- Born: 7 December 1904 County Dublin, Ireland
- Died: 15 May 1987 (aged 82) County Clare Ireland
- Occupations: Journalist, folklorist, translator
- Writing career
- Period: Modernist
- Subject: Irish mythology
- Notable work: The Festival of Lughnasa

= Máire MacNeill =

Irish folklorist and writer

Máire MacNeill (7 December 1904 - 15 May 1987) was an Irish journalist, folklorist and translator. She is best known for her magisterial study of the Irish harvest festival, The Festival of Lughnasa (1962, 1983).

==Biography==
She was born at Portmarnock, County Dublin, the second daughter of historian and political figure Eoin MacNeill and Agnes Moore. After the family moved into the city she attended Muckross Park school. She received her BA in Celtic Studies from University College Dublin in 1925. From 1927 to 1932, she worked as a journalist and then as sub-editor on the Cumann na nGaedheal newspaper, The Star. She also assisted her father with his memoirs.

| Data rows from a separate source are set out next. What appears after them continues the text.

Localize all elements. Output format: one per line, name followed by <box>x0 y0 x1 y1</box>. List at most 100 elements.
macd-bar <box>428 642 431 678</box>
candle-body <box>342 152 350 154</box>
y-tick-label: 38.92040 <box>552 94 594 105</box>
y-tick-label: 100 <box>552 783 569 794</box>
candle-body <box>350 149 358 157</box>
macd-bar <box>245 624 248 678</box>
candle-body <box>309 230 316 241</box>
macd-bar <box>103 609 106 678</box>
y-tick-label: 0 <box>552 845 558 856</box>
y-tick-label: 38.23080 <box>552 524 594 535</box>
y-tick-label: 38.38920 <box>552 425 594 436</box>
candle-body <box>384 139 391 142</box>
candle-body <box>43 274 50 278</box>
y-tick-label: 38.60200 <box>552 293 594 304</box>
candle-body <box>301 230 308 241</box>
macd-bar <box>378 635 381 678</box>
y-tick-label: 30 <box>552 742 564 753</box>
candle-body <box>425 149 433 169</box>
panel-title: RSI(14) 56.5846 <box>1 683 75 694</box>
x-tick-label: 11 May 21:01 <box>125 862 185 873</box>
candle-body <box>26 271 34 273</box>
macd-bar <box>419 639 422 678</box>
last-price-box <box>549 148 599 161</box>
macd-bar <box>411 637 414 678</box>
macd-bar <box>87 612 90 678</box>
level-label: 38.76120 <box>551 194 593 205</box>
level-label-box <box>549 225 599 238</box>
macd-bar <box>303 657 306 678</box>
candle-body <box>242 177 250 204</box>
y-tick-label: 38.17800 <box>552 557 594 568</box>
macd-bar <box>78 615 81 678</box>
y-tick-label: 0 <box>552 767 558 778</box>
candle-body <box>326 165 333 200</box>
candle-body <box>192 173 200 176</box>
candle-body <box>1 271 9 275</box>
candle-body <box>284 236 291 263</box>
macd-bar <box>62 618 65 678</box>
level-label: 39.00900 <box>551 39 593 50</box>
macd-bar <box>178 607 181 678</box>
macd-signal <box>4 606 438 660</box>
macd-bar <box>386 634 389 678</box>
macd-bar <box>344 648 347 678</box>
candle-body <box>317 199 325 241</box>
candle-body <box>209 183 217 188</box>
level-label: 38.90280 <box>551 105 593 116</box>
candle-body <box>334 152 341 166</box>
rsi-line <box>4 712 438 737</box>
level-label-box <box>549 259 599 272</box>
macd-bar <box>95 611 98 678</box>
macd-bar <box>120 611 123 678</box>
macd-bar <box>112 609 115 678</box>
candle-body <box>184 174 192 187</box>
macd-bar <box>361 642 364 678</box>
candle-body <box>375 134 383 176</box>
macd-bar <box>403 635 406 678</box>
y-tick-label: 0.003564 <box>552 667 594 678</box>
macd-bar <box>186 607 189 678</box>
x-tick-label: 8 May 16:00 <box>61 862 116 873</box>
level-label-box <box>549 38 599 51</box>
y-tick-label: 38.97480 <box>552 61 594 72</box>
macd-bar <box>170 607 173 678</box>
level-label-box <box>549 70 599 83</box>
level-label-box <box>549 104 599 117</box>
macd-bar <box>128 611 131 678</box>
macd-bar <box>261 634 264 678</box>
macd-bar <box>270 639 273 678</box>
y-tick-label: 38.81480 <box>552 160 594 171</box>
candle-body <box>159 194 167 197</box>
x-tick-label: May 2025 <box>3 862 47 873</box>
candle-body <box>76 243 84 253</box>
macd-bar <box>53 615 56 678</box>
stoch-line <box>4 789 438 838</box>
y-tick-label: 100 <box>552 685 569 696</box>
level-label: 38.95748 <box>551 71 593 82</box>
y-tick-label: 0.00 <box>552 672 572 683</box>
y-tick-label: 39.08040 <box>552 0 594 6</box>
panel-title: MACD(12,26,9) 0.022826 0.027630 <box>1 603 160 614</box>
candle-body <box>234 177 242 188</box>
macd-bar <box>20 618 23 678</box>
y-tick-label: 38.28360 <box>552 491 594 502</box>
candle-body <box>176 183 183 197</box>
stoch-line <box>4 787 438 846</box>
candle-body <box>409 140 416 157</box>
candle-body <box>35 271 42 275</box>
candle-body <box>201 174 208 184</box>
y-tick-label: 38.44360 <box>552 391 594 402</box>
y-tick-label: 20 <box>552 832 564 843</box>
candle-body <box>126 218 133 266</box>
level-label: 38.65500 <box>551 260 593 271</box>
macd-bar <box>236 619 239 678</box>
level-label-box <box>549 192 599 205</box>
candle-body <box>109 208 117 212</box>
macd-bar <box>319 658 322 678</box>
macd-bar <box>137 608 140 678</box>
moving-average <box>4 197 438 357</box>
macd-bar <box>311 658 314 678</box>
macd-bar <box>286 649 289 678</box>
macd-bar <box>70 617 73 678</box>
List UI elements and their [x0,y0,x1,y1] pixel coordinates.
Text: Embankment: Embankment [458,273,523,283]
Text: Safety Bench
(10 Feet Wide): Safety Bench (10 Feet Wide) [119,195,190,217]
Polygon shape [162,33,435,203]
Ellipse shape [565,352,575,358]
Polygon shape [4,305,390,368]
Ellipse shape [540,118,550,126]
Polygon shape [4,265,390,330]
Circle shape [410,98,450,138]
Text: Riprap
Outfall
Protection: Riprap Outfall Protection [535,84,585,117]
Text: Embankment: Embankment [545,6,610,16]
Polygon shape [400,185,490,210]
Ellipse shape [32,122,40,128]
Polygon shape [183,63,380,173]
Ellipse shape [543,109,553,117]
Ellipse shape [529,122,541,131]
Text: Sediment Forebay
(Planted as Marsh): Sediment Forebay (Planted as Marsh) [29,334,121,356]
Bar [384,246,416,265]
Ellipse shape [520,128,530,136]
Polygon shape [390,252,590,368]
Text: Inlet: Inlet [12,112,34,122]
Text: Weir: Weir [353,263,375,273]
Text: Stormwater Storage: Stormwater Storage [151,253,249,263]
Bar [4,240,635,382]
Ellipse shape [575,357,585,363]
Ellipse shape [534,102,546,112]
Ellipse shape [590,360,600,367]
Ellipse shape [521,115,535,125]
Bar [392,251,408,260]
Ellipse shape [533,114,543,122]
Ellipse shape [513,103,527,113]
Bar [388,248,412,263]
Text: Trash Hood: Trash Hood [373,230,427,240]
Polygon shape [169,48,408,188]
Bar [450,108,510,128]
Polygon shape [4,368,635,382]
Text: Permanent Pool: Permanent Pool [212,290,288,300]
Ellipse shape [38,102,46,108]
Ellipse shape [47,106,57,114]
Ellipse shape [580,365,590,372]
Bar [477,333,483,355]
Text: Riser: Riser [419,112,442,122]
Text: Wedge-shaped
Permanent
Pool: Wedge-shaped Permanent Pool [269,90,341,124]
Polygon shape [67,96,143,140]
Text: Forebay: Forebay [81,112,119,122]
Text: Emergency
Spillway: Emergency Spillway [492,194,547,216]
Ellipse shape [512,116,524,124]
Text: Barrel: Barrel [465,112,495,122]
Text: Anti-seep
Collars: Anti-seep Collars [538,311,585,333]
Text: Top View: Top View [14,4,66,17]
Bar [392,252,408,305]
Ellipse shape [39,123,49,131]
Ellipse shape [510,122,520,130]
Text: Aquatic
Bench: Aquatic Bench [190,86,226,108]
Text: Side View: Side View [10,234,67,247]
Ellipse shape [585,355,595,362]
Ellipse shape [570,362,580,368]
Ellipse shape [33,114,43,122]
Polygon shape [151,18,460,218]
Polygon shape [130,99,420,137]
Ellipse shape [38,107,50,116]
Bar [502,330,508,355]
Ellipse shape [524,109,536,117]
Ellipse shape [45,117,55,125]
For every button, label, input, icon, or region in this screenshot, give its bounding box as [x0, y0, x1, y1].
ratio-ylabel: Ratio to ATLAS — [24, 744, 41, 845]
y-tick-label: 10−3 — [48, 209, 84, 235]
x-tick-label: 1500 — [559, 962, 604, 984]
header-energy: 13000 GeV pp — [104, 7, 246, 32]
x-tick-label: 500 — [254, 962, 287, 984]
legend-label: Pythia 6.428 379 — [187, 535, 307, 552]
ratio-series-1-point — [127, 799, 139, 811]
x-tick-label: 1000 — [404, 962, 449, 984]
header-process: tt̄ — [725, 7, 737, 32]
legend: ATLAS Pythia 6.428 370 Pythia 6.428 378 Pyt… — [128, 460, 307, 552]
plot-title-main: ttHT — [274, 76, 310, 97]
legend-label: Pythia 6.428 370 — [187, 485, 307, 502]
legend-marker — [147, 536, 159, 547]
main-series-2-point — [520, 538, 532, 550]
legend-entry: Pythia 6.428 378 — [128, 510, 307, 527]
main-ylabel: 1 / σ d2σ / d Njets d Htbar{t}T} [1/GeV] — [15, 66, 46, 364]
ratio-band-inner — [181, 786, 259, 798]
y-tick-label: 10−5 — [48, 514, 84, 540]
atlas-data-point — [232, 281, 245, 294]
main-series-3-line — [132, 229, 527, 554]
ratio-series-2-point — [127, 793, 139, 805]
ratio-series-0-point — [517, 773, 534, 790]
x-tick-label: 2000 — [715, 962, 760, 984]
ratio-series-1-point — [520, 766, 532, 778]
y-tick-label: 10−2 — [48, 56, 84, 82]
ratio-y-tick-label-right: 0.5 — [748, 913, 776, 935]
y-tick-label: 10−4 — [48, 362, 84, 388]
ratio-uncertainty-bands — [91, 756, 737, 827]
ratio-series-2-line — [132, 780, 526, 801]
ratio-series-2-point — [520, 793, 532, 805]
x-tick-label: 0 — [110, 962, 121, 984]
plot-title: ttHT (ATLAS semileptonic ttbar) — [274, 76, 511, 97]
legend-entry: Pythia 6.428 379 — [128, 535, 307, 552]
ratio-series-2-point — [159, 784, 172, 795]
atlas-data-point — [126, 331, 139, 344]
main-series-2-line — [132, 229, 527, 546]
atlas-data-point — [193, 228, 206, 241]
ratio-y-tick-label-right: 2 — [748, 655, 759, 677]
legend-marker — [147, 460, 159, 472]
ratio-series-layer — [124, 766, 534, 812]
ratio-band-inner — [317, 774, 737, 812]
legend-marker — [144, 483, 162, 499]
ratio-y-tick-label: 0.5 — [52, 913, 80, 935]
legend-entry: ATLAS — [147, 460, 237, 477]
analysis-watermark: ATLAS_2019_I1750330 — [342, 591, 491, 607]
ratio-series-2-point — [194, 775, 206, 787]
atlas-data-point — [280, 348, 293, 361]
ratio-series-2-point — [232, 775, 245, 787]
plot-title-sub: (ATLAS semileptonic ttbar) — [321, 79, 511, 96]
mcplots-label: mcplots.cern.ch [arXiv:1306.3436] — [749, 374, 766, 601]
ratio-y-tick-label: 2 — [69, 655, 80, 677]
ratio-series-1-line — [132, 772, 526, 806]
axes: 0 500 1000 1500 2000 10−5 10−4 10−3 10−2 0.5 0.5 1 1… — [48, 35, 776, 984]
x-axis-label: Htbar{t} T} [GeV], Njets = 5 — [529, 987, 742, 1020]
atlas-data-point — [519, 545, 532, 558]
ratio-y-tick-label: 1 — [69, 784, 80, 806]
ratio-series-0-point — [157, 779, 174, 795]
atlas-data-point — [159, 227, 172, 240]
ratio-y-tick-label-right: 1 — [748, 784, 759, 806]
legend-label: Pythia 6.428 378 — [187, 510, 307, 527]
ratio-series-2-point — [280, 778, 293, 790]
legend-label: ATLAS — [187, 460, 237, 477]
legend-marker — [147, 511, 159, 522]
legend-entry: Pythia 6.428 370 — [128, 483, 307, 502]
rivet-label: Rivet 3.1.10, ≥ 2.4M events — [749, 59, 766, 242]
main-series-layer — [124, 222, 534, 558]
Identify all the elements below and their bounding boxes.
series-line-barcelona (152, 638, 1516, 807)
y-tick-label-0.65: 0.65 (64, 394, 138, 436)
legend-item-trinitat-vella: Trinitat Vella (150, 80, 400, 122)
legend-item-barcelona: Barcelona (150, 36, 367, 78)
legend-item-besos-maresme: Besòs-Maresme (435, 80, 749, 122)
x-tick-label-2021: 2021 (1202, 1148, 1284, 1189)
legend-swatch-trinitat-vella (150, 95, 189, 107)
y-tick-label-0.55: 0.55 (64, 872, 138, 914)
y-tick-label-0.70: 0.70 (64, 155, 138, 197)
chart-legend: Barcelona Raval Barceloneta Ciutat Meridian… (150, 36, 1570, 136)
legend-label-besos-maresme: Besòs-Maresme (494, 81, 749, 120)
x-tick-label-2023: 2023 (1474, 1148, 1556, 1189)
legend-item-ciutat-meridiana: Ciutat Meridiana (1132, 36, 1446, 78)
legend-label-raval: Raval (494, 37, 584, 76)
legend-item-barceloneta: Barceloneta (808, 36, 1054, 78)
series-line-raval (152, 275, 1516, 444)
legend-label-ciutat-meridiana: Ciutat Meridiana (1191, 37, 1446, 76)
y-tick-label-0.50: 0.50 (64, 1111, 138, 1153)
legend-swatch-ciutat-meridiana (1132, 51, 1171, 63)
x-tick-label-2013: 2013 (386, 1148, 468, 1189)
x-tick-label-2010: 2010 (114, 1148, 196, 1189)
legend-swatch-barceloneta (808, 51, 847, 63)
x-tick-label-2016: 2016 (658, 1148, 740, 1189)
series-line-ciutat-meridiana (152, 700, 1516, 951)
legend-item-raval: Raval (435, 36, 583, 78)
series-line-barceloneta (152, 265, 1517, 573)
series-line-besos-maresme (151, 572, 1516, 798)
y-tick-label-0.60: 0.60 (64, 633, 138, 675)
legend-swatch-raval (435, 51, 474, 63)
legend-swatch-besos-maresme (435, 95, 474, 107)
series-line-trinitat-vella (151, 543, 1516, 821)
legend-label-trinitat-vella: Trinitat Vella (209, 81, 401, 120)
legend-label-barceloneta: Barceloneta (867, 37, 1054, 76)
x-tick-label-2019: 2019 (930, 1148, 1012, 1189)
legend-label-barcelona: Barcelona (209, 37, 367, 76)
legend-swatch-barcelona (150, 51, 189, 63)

In 1935, Séamus Ó Duilearga invited her to work for the newly founded Irish Folklore Commission as office manager. She trained in folklore methods at Uppsala University, Sweden, before starting research on the Lughnasadh festival. She examined the 195 sites associated with the festival, the best-known of which is the Croagh Patrick pilgrimage, and also includes other sites such as Máméan.

MacNeill left the Folklore Commission in 1949 to go to Boston where she married poet John L. Sweeney. Her Lughnasa study was published in 1962, for which she received her doctorate. She re-settled in Ireland in 1967 and engaged in a number of translations from the Irish. She died at her home in Corofin, County Clare.

She bequeathed two cubist paintings by Picasso and Juan Gris to the National Gallery of Ireland (Dublin).